Am 7. November fand auf Initiative von „NUR-MUT!“ im Nachbarschaftsheim eine erste Projektsitzung zum Thema „BürgerInnenräte Friedenau“ u.a. mit der Bezirksbürgermeisterin Frau Schöttler und dem Fraktionsvorsitzenden der SPD, Herrn Rauchfuß, statt. Nach einer angeregten Diskussion kommentierte Frau Schöttler das Projekt mit den Worten, sie werde es: „... mit Spannung betrachten, neugierig beäugen und weiter gemeinsam daran arbeiten.“ Die nächste Projektsitzung ist für Mitte Januar geplant.

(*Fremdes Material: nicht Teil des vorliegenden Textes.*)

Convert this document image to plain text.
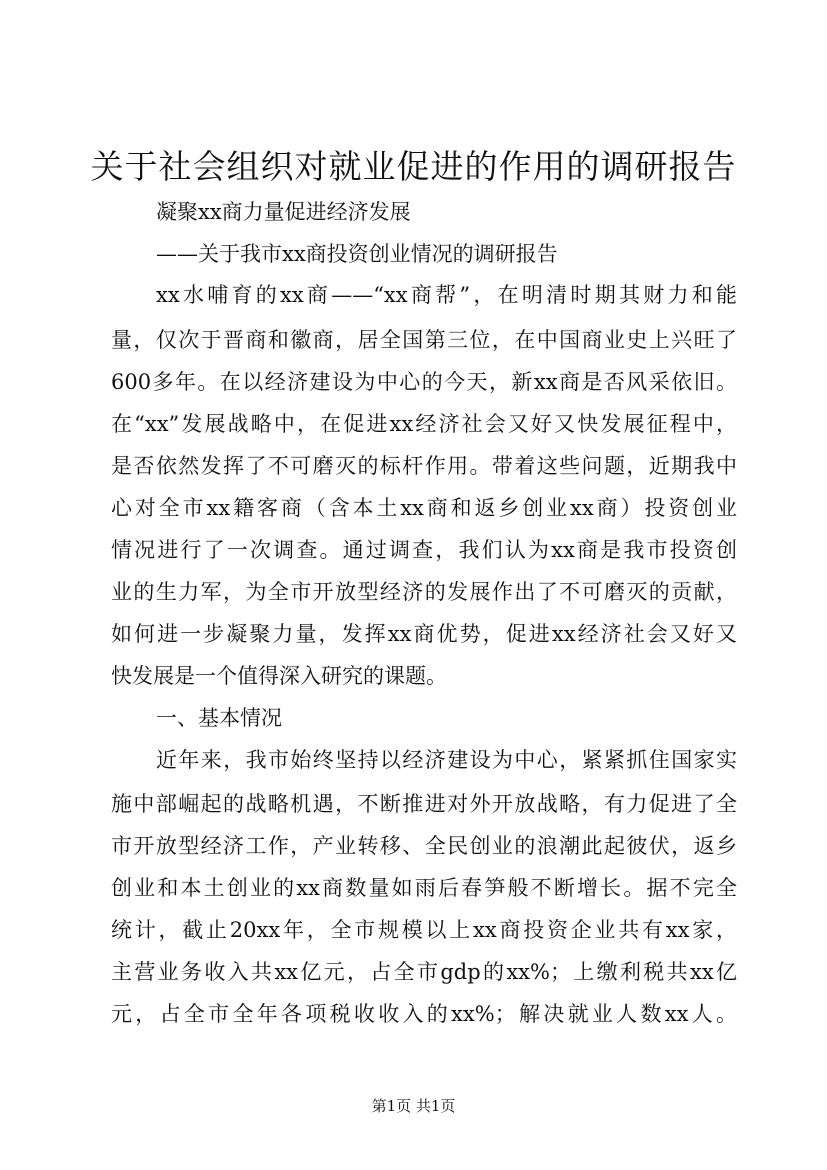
关于社会组织对就业促进的作用的调研报告
凝聚xx商力量促进经济发展
——关于我市xx商投资创业情况的调研报告
xx水哺育的xx商——“xx商帮”，在明清时期其财力和能
量，仅次于晋商和徽商，居全国第三位，在中国商业史上兴旺了
600多年。在以经济建设为中心的今天，新xx商是否风采依旧。
在“xx”发展战略中，在促进xx经济社会又好又快发展征程中，
是否依然发挥了不可磨灭的标杆作用。带着这些问题，近期我中
心对全市xx籍客商（含本土xx商和返乡创业xx商）投资创业
情况进行了一次调查。通过调查，我们认为xx商是我市投资创
业的生力军，为全市开放型经济的发展作出了不可磨灭的贡献，
如何进一步凝聚力量，发挥xx商优势，促进xx经济社会又好又
快发展是一个值得深入研究的课题。
一、基本情况
近年来，我市始终坚持以经济建设为中心，紧紧抓住国家实
施中部崛起的战略机遇，不断推进对外开放战略，有力促进了全
市开放型经济工作，产业转移、全民创业的浪潮此起彼伏，返乡
创业和本土创业的xx商数量如雨后春笋般不断增长。据不完全
统计，截止20xx年，全市规模以上xx商投资企业共有xx家，
主营业务收入共xx亿元，占全市gdp的xx%；上缴利税共xx亿
元，占全市全年各项税收收入的xx%；解决就业人数xx人。
第1页 共1页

Möchten Sie mehr über das Projekt „Bürgerinnenräte Friedenau“ erfahren?
Am 23. Januar 2019 findet um 18.30 im Nachbarschaftsheim, Holsteinische Straße 30, eine Informationsveranstaltung statt. Hierzu lädt Sie die Gruppe „NUR-MUT!“ (Uta Claus, Lilo Cyrus, Claudia Häuser-Mogge, Katharina Hübl, Barbara Staib) herzlich ein.